Farhadi’s screenplay looks at this problem from various angles even though the protagonists are Nader and his family. There is no resolution that has everyone coming out the other end better or feeling like justice has been served. Razieh is in many ways the most interesting character because she claims she was pushed hard enough to fall down the stairs, but the physical layout of the door and staircase would suggest the impossibility of such a fall. Is she lying? To what end? The only fact in the case is that she lost her baby. Is she concealing something?

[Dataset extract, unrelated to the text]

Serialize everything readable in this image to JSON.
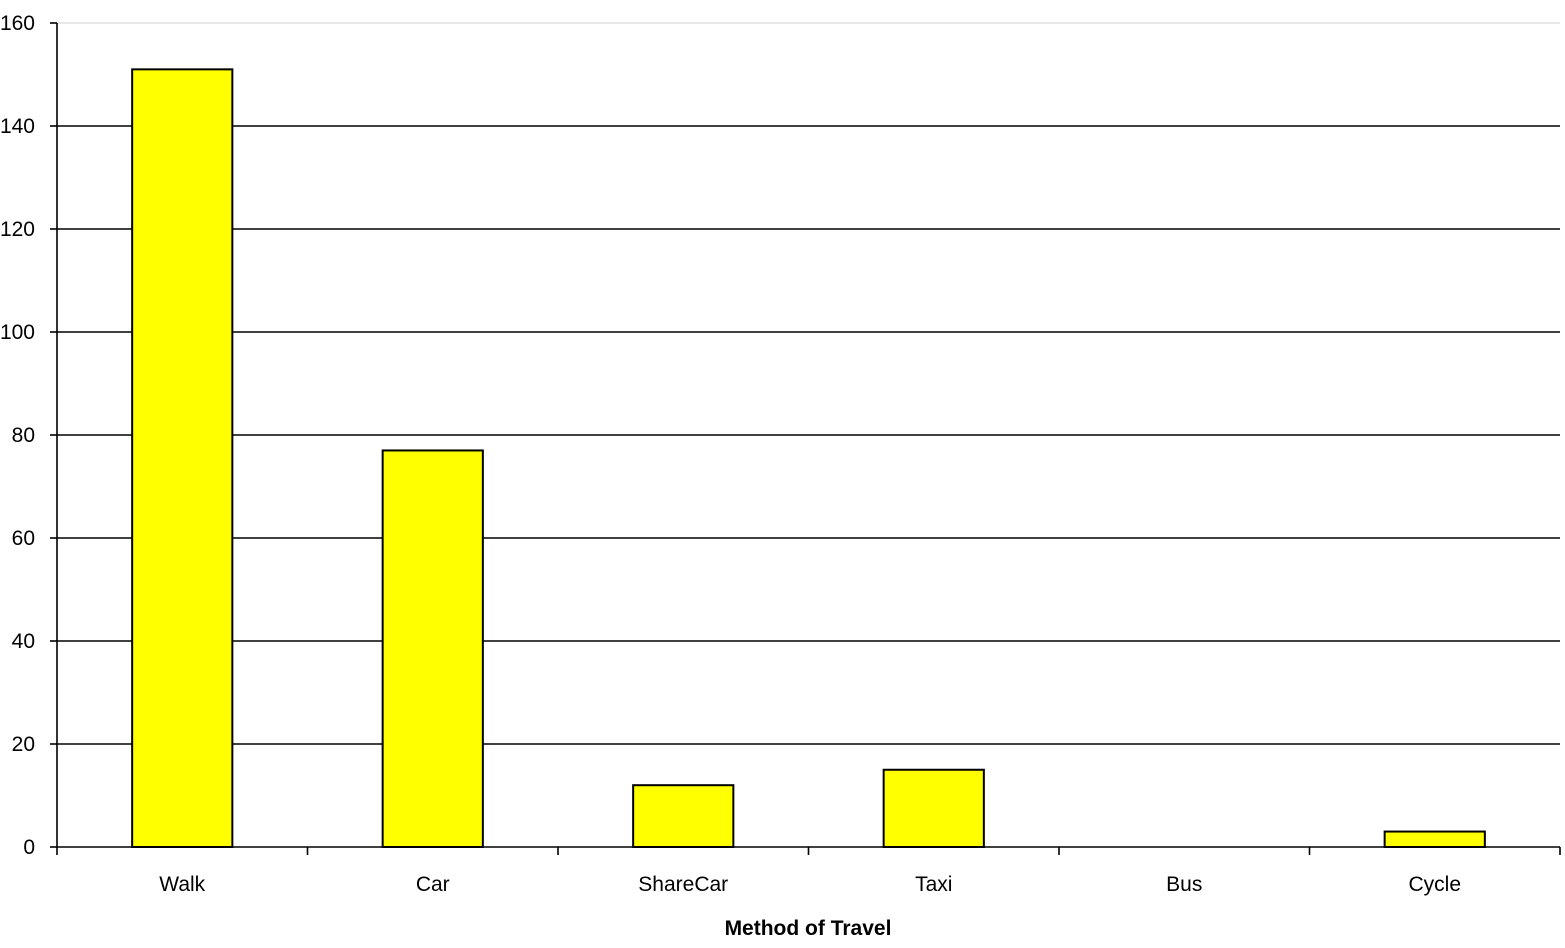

This is undoubtedly one of the best movies I’ve seen in a long time. I’m continually finding that the most interesting films are coming out of other countries, where film makers have great storytelling skills and have learned the craft of movie making without the formulas found in studio films. Farhadi writes his characters not as heroes and villains in an extraordinary circumstance, but as ordinary people dealing with the realities of life. The four adults at the center of the story are generally decent people (although an argument can be made for Hodjat being the least sympathetic with his outbursts of anger) who have decisions to make with far-reaching consequences. This is the stuff of life. And everything can be tied back to the separation begun in the first scene, a decision that sets in motion a chain reaction that leads to an altercation and the loss of a baby. But we know it’s not fair to blame it all on Simin, even if Nader implicates her at one point. She made what she thought was the best decision at the time, as we all try to do.
The final scene of the film is of Termeh called forth to announce her decision about which parent she chooses to live with. The scene is drawn out to create tension, but ultimately Farhadi doesn’t go for any simple conclusion. The shot that closes the film is a perfect summation of the divide between Nader and Simin and the fact that no life-altering decision is easy or necessarily right.